In classification, accuracy is a commonly-used metric.which is the number of correct predictions divided by the total number of observations. We could compute accuracy on the data used to fit the classifier.However, as this data was used to train the model, performance will not be indicative of how well it can generalize to unseen data, which is what we are interested in! To check the accuracy, we use the dot-score method, passing X test and y test.

print(knn.score(X_test, y_test)) # output: 0.7707758960220559

Model complexity depends on the value of n_neighbors, which determines how many neighbors are considered when classifying a data point.

Low n_neighbors (High Model Complexity)

Description: When n_neighbors is small (e.g., 1 or 2), the model is more sensitive to individual data points. Each data point’s nearest neighbors dominate the classification decision.Effect:

  • High Variance: The model may overfit the training data, leading to poor generalization on test data.
  • Detailed Decision Boundary: The decision boundary is highly flexible, closely following the training data.
  • Susceptible to Noise: The model may incorrectly classify due to noisy or outlier data points.

High n_neighbors (Low Model Complexity)

Description: When n_neighbors is large, the classification decision is based on a broader group of neighbors. This smooths the decision boundary.Effect:

  • Low Variance, High Bias: The model becomes simpler, possibly underfitting the data and failing to capture important patterns.
  • Smoothed Decision Boundary: The boundary becomes less flexible and more generalized.
  • Robustness to Noise: Outliers and noisy data have less influence, as decisions are averaged across many points.

We can also interpret k using a model complexity curve.
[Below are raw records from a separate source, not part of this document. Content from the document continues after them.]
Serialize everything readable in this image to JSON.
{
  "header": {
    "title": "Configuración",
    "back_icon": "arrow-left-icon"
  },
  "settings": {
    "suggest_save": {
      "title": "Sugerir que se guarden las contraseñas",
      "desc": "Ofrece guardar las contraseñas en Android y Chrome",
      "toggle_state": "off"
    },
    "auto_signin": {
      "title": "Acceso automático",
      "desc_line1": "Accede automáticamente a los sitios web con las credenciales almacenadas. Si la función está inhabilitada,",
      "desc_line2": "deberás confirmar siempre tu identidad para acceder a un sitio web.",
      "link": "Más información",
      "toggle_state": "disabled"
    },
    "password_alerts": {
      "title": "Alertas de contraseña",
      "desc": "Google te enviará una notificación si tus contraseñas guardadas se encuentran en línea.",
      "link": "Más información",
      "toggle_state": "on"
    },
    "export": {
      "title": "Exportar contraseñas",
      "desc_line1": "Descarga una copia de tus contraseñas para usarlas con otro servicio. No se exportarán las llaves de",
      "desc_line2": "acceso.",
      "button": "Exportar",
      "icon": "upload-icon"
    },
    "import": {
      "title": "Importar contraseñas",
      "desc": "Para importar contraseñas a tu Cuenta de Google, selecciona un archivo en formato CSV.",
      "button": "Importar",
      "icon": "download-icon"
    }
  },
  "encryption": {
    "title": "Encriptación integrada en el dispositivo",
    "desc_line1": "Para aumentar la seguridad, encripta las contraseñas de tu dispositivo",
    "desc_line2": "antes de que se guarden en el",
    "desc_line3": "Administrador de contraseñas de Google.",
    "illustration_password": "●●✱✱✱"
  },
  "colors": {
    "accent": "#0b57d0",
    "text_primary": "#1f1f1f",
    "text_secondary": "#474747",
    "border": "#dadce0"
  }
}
With a KNN model, we can calculate accuracy on the training and test sets by incrementing k values, and ploting the results.

import matplotlib.pyplot as plt
import numpy as np
train_accuracy = {}
test_accuracy = {}

neighbors = np.arange(1, 30)

for neighbor in neighbors:
    knn= KNeighborsClassifier(n_neighbors=neighbor)
    knn.fit(X_train, y_train)
    train_accuracy[neighbor] = knn.score(X_train, y_train)
    test_accuracy[neighbor] = knn.score(X_test, y_test)


plt.figure(figsize=(10, 10))
plt.title("Model performance based on varying number of neighbors")
plt.plot(neighbors, train_accuracy.values(), label= 'Train_accuracy')
plt.plot(neighbors, test_accuracy.values(), label= 'Test_accuracy')

plt.legend()

plt.xlabel("Neighbors")
plt.ylabel("Accuracy")

plt.savefig("accuracy.png")
plt.show()

We create dictionaries to store our train and test accuracies, and an array containing a range of k values.We use a for loop to repeat our previous workflow, building several models using a different number of neighbors. We loop through our neighbors array and, inside the loop, we instantiate a KNN model with n_neighbors equal to the neighbor iterator, and fit to the training data. We then calculate training and test set accuracy, storing the results in their respective dictionaries. After our for loop, we then plot the training and test values, including a legend and the labels.

Classification accuracy

As k increases beyond 16 we see underfitting where performance tableland on both test and training sets, as we see in this plot.The peak test accuracy actually occurs at around 17 neighbors.

Conclusion

Classification is a cornerstone of machine learning, and mastering it using scikit-learn opens doors to solving diverse real-world problems. With its rich suite of algorithms, preprocessing tools, and evaluation metrics, scikit-learn provides everything you need to build effective and scalable classification models. As a beginner, starting with simple models like Logistic Regression or k-NN helps you understand the fundamental principles. Gradually, exploring advanced methods like Random Forests and SVMs will deepen your expertise. Remember, the key to success lies in experimenting with different algorithms, tuning hyperparameters, and validating your models to ensure robust performance.

Whether you are predicting customer churn, classifying images, or tagging text, scikit-learn equips you with the tools to achieve your goals. Keep learning, practice consistently, and soon you’ll be leveraging classification models to make data-driven decisions with confidence.